What is Creative Development?
What is Creative Development?
Good question… It’s one we get asked a lot and it’s never been a simple answer. So, allow us this opportunity to indulge ourselves a little and give you the answer that there’s never been the time – or appetite – for at any social occasion we’ve ever attended.
The answer it deserves.
If you bravely ventured into an advertising production office back in the noughties, you would occasionally cross paths with mysterious, solitary beings, known as ‘researchers’. But these weren’t the kind of researchers you’d find running frantically around TV studios. These were a different breed entirely.
For a start they would never run anywhere, that job was reserved for the runners. ‘Saunter’ would be a more accurate description of their nonchalant manner as they entered the production office; often after arriving on a motorcycle and smoking a cigarette.
Understandably wanting to distance themselves from their tea making TV counterparts, these researchers preferred the term Director’s Assistant, Creative Researcher or perhaps the French term Art Director. Make no mistake, these were cool cats. As runners starting out in the world of production, we wanted whatever it was they had.
And so, to work…
Fuelled on a potent cocktail of caffeine, nicotine and Itsu, creative researchers spent their days and nights camped out by the office scanner, pouring over towering stacks of beautiful coffee table photography books. If not there, you’d surely find them wading waist level through an encyclopaedic DVD library of arthouse and classic Hollywood movies; which they’d proceed to ‘rip’ at a time when the process required hacker level tech. The fact that these guys were literally risking jail time for a 480p screengrab says a lot of their dedication to the cause.
But what is the cause?
Put simply; being a creative researcher is a role that gets you a unique seat at the director’s table for the creative starter. This is the precious – and finite period – when a concept is still fluid and malleable. For the creative-curious, it’s an opportunity to gain priceless insight into the dark art of directing. But not only that, it’s a chance to contribute ideas and inspire the process.
The role of creative researcher entails becoming an extension of the director’s eye and taste, hunting and gathering visual material to ultimately convey the vision in the director’s mindseye. It requires sensitivity, taste, diligence, an encyclopaedic knowledge of pop culture and a near-telepathic ability to tune in to a creative feel, that is sometimes too abstract for words. It often falls to a creative researcher to paint in the details of a location, add flesh to the bare bones of the characters, or visually illustrate an essential filmmaking technique that could be hard to describe in words. Think ‘contra-zoom’ or ‘chiaroscuro lighting’.
All this hard work and appreciation for the craft of filmmaking is distilled down and poured onto the page for the creative agency to read and admire. That page is known as the ‘director’s treatment’ or sometimes ‘the deck’, ‘director’s interpretation’ or simply ‘the treatment’.
The treatment is what it all comes down to. For a commercial, in this case, the director’s pitch distils the essential information on how they will tackle a creative agency’s brief and execute the film idea in a style that harmonises perfectly with the overall brand campaign.

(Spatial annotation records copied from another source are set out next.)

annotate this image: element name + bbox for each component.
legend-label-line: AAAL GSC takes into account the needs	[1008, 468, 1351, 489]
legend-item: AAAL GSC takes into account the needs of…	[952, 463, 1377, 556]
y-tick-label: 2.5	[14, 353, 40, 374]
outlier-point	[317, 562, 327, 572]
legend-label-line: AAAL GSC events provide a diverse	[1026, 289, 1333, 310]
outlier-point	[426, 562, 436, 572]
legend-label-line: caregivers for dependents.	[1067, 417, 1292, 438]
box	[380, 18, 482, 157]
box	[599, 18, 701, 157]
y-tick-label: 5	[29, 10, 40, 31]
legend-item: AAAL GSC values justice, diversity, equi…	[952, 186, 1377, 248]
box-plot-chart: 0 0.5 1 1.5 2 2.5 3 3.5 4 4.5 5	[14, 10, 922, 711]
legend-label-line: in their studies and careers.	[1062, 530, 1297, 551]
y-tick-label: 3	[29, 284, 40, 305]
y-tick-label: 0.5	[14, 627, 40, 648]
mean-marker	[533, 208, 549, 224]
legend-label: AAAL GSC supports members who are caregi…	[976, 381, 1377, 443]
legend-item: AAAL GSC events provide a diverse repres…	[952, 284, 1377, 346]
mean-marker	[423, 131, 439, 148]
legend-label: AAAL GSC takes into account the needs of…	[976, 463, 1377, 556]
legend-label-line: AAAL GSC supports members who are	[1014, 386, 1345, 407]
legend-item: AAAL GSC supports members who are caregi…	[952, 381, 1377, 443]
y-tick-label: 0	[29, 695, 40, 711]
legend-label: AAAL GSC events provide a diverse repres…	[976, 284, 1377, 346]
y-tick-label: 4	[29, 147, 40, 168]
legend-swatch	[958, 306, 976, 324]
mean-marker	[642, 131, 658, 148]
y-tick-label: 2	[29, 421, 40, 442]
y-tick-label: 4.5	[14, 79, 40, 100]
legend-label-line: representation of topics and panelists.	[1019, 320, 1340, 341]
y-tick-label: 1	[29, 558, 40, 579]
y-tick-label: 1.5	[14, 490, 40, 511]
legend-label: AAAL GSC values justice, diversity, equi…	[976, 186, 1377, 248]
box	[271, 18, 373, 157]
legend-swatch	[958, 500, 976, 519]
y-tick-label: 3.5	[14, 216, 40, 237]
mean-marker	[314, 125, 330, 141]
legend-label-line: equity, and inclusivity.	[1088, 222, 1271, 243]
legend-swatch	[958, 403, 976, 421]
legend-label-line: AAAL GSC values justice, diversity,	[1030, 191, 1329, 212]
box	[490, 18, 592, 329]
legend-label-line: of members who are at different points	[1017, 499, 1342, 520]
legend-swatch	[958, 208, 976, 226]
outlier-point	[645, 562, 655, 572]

It’s also a chance to add a different spin, inject comedy, make a pitch perfect casting choice, or suggest a technical execution that will turn heads and garner the brand huge media attention.
These aspects, among countless others (along with a preferable budget from the production company) are what will ultimately win a director and their production company the job.
In the early days of the digital revolution, a treatment often consisted of a simple word document containing a written director’s interpretation, supported by a handful of essential visuals to convey the idea. But, as technology developed and the internet became an ever deepening well of moving and still imagery, the scanner lay dormant and the DVD library grew dusty. The director’s treatment tracked with that, steadily growing in sophistication; the humble word doc became a bespoke design document, adding another layer of visual wrapping to the director’s vision for the project.
But, while the technology and methods have changed somewhat, the cause remains the same.
Since embarking on a journey in this field over 12 years ago, we feel privileged to have been around to witness and be part of the evolution of, what has become a vital part in, defining concepts for commercials, music videos, films, television series or games, before they get made.
As we immersed ourselves deeper into this field we continued to add more strings to our collective bow. We applied aspects from our own backgrounds in screenwriting, creative and copywriting, while developing skills like treatment writing, moving image research, mood film editing and footage licensing. We became familiar with the essential process of storyboarding and discovered the value of concept art.
The goal has always been to inject even more value to the development of a project and continue to try and push the boundaries of what a treatment could be.
Travelling this path, we came to the conclusion that ‘researcher’ was becoming a redundant term, failing to fully encompass the breadth and depth of the work being done in these crucial early stages. So, along with a small group of our close colleagues working in our field, we grappled with the idea of redefining what it is we were doing and sought to give it an umbrella term that sufficiently captured everything we do.
And so, the term Creative Development was settled upon as a moniker that seeks to encompass everything it is that we currently do, while also leaving space for further progression of the craft. As with many multi-disciplinary fields, it’s never easy putting what we do into a box, but as more and more people working in our field adopt the term, we feel it’s a good fit.